There is so much to do to prepare for an international move. Our move won’t be until the end of July, but my mind is already churning through possibilities. We will be bringing two checked bags each plus a carry on and personal item each on the plane. All of that is supposed to last us for two years.
Now, to break that down, let me add that part of budget allows for setting up house once we arrive in Ulaanbaatar, and we are already planning on shipping some of our books over so that we’ll have something of our library with us there. Our personal library is massive for just two people, so obviously, we will only be bringing select books with us. Also: I am very grateful for e-readers at this point and for digital downloads from US libraries.
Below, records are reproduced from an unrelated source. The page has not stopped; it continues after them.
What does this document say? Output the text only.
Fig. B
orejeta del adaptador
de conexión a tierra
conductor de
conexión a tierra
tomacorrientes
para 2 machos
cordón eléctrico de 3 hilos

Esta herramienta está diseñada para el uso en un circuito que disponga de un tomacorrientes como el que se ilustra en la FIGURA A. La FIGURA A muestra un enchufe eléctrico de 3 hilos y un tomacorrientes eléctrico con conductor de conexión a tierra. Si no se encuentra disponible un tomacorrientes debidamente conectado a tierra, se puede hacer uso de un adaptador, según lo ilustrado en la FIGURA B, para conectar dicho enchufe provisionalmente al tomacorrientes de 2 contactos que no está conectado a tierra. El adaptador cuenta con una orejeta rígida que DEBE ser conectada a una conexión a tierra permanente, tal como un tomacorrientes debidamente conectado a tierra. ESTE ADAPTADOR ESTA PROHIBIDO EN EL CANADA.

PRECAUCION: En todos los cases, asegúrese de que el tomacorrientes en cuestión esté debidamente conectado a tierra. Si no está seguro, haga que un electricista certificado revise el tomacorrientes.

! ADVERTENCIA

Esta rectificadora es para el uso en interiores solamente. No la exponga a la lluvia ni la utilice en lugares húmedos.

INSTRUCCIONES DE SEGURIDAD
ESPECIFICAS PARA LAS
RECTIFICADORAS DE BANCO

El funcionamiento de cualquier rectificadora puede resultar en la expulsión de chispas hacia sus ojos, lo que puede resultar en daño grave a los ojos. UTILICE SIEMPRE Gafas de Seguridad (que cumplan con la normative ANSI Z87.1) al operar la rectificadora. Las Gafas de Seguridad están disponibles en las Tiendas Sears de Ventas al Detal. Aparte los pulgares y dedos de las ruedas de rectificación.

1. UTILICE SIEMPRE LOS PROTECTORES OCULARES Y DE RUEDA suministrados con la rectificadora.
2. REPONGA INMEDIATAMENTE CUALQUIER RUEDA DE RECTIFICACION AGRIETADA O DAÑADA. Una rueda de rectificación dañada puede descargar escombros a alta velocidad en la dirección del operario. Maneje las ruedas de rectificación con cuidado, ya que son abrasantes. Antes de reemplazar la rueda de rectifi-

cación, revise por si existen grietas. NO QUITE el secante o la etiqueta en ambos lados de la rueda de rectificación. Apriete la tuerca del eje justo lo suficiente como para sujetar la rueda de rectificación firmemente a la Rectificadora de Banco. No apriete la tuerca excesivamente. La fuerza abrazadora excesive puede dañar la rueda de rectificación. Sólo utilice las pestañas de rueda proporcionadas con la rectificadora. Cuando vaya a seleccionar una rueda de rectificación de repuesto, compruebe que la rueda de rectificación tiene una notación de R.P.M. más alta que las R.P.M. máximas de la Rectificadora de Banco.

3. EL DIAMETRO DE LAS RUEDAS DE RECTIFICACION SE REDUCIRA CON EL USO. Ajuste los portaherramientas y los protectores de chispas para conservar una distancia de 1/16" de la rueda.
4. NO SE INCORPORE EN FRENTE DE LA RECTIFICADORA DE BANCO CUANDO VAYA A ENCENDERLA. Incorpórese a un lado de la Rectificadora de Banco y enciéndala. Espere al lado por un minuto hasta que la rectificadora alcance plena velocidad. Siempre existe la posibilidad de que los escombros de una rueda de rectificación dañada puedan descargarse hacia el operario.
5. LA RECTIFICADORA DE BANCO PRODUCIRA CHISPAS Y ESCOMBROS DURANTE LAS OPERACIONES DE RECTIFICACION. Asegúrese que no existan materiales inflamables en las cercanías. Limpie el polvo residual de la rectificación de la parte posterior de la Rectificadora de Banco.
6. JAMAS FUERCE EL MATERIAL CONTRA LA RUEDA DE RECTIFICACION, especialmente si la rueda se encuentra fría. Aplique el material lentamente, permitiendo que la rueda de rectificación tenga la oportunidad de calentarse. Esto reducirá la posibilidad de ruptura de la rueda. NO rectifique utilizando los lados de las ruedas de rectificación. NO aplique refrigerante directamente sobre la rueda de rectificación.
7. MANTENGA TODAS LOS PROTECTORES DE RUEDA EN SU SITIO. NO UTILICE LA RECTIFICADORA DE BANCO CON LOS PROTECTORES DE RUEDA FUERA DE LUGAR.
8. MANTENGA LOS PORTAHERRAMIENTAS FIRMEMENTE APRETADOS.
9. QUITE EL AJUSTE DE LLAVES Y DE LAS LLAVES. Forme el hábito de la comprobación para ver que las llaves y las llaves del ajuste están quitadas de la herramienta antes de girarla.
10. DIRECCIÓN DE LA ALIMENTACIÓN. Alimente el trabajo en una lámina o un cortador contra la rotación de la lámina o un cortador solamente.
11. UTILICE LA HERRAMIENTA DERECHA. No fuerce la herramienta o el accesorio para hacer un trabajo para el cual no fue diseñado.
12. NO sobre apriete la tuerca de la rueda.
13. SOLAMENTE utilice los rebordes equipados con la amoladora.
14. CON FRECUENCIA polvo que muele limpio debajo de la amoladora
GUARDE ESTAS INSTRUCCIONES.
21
That will ease the pain of leaving behind so many books. 😉
The real question is, can I justify bringing volumes one and two of MAFC?
These days, as I move through our tiny apartment in Seattle, I look at our various possessions and wonder what to bring. As someone who loves to nest, I want to bring a few familiar items with us to help maintain familiarity between home in the US and our future home in Mongolia. Weight and size will put a sizable limit on these items, so I have mentally relinquished my stand mixer and the majority of my kitchen gadgets. (I am still trying to argue my own case for the need to bring my cast iron pot.) I was flipping through my cookbooks yesterday and trying to decide which ones will be most useful overseas. Anything that calls for packaged goods–like condensed cream of mushroom soup–isn’t going to cut it.
One thing that I know we won’t be able to bring with us is our two cats. Pippin and Rosie will need to stay stateside, which we believe will be best for them in the long-term as well as being cost-efficient for us. That much of a move and uncertainty would likely send Pippin to an early grave. Fortunately, we already have a wonderful home lined up for them so we don’t have to worry about them, although I am trying to appreciate them even more while I still can.
Anyone out there have great tips for international moves? I’m willing to take any and all advice!